Iuliia Granja: Price points, which we defined for different seat characteristics on board of our aircraft in order to price them as accurately as possible and in the best way. And, on top of that, in parallel, we were doing technical integration, to enable our booking engine pass the information about our passengers booking preferences, prices with which they book seats on airBaltic.com. So this information was passed to be processed by PROS system, and from where AI was picking it up and processing in order to do the forecast of pricing, for the seats. Well, right after that, actually the second phase, embraced a go-live of DAP. And it was all about learning and adjusting. Even though DAP was working pretty okay, of course, it didn't have much data, but, with every passing day, this information was coming, updated once as Paul mentioned.

Iuliia Granja: And, finally like, it began to produce really like, logically correct and good prices, of course, how good they were we found out only during third stage. But in this second one, we were just observing how AI was learning and adjusting. And, during third stage, we ran a few A/B tests, meaning that we split the traffic at our website and had to measure how the DAP driven prices, were generating revenue per passenger and comparing this information with the rule-based pricing in place, so during this split, and also comparing to the results which we had in previous years. And so, after this exercise, we were able to draw the conclusion that revenue per passenger with the help of DAP, went up to 6% revenue increase per passenger.

Iuliia Granja: Which is, if we compare it to what we said at the very beginning, is, actually more and that exceeded our expectations, which is, could be considered as a success for us for a our particular case. Yeah. And, well, among other goals that we set and which materialized, there's actually this maintenance part that I mentioned that indeed, with DAP in place, we didn't have to have anyone set and update prices. So DAP does this work for us, which is very convenient, and we want more such things, more automatization. That is why we are really looking forward to try DAP with our other ancillary products with PROS. So Paul, if you can wrap it up.

Paul Hohler: Yeah, I think, yeah, so again, thank you guys again, the key things, we were able to launch an AI powered product with the help of airBaltic that provides a proven revenue uplift for the ancillary prices. This is a trusted and open solution. Again, we can go through the different models and talking through the different things and throughout the process that the airBaltic was able to monitor the behavior of the system as well throughout the things.

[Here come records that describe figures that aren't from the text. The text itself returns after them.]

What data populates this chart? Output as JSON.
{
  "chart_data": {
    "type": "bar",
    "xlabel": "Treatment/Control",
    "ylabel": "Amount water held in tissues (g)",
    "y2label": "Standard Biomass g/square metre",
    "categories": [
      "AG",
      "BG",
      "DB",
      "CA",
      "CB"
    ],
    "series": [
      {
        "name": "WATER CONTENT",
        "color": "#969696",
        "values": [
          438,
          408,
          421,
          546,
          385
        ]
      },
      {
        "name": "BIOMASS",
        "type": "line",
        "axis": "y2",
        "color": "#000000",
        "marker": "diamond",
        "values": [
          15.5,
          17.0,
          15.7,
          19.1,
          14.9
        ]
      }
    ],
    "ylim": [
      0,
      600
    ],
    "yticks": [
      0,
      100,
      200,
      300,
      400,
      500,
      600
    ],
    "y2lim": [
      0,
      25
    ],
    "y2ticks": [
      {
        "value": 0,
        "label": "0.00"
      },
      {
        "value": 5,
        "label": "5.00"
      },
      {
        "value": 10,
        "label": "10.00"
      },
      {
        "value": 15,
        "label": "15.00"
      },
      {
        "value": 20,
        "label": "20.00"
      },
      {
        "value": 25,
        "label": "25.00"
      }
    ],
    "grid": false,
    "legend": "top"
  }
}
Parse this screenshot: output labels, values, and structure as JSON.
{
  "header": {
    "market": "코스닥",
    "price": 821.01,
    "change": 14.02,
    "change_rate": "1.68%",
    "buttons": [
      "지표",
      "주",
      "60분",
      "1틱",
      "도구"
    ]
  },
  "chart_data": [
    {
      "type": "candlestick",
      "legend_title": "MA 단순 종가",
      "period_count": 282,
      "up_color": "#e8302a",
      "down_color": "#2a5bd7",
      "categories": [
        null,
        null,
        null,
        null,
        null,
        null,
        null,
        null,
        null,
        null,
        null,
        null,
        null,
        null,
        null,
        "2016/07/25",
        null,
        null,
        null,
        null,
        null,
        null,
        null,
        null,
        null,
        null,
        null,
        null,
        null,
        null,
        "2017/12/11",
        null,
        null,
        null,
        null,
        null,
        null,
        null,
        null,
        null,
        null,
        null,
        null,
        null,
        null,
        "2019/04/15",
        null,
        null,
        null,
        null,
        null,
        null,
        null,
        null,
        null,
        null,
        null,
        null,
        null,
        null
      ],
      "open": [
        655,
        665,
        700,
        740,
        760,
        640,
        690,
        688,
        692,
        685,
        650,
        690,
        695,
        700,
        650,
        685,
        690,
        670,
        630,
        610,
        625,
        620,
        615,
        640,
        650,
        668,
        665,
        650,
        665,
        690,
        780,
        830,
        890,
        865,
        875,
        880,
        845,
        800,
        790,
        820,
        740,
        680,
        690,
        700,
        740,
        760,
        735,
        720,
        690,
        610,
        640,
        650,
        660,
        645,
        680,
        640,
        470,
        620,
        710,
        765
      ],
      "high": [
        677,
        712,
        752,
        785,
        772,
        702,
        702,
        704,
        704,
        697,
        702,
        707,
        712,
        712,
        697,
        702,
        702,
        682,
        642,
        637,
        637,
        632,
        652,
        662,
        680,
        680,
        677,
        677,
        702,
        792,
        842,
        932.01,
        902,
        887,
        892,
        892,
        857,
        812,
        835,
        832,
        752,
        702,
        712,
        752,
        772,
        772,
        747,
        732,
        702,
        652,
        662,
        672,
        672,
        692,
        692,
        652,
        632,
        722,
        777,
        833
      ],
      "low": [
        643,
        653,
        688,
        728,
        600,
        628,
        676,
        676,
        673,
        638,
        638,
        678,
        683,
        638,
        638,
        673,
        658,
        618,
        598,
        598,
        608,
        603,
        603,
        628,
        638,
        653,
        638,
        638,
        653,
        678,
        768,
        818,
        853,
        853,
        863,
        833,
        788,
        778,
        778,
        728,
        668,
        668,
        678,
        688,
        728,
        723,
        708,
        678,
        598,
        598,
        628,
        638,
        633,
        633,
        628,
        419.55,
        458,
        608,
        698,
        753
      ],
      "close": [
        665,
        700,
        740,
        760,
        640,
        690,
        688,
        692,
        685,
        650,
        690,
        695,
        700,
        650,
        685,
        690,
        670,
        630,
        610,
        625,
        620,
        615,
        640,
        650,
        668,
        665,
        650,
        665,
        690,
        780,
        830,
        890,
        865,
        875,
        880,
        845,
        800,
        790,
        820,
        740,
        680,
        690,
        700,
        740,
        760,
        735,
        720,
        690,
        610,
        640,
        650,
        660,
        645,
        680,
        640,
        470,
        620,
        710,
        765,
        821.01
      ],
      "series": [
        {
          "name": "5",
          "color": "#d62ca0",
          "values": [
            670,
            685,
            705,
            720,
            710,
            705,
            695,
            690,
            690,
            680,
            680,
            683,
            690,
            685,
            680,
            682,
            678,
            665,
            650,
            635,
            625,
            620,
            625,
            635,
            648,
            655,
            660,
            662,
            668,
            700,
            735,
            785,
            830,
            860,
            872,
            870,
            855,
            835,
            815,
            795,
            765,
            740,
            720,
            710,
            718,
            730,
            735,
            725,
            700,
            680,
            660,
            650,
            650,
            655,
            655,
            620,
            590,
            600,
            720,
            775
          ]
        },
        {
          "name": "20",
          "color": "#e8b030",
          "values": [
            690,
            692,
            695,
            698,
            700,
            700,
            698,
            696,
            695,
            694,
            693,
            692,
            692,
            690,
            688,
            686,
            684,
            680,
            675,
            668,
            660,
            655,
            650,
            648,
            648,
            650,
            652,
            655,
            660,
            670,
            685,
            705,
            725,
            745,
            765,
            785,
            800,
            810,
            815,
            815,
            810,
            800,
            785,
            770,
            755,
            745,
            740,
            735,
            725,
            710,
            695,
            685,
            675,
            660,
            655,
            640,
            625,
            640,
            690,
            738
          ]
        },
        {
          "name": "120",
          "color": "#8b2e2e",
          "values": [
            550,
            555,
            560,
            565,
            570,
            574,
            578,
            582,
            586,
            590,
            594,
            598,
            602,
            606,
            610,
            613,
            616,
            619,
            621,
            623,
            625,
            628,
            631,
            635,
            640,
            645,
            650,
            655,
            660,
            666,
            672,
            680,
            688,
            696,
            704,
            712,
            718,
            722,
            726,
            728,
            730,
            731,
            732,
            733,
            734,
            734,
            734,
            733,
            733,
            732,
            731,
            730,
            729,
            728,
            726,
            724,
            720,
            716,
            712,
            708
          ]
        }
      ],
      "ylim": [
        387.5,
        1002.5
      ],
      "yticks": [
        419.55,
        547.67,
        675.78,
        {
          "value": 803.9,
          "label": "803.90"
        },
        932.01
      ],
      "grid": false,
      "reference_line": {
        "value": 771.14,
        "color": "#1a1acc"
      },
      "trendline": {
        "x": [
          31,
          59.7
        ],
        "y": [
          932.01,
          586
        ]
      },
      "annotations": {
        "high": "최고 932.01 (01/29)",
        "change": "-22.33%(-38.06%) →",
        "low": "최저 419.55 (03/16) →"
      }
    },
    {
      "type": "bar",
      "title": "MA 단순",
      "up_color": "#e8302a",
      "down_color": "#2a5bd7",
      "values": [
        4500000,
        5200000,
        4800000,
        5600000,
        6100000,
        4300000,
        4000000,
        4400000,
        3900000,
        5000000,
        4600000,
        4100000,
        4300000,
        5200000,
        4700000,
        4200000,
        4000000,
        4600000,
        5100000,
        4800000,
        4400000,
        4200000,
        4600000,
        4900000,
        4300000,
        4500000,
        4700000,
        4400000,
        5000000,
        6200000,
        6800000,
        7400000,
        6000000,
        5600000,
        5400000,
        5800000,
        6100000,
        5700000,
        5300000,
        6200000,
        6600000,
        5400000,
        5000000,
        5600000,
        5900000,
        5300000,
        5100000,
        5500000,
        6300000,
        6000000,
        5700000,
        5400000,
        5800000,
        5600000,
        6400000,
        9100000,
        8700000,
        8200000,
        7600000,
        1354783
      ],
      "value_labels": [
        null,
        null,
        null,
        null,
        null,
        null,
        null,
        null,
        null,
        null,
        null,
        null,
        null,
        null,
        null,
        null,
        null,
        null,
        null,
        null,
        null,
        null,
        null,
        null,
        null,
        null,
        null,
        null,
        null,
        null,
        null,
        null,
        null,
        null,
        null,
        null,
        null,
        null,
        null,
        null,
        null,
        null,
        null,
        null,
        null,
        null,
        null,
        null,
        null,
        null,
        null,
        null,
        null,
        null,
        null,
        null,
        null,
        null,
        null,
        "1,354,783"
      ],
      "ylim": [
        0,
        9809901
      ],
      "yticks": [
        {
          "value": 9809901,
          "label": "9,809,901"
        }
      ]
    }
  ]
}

Paul Hohler: And the key aspect really, again, we were able to do this at scale. We were able to do this fast. The implementation time was fast and obviously it was a large increase in revenue. And I guess, I should say too, I mean these guys didn't mention it, but I mean we rolled this out for the entire network for these seats. So, it wasn't just sort of one or two markets, but they really jumped into all this and then we really appreciate that too. But it was for their entire network and all these things. So, if you have more questions, I don't think we have time. Okay. But please reach out. We're happy to answer any questions now or later on. So, thank you very much.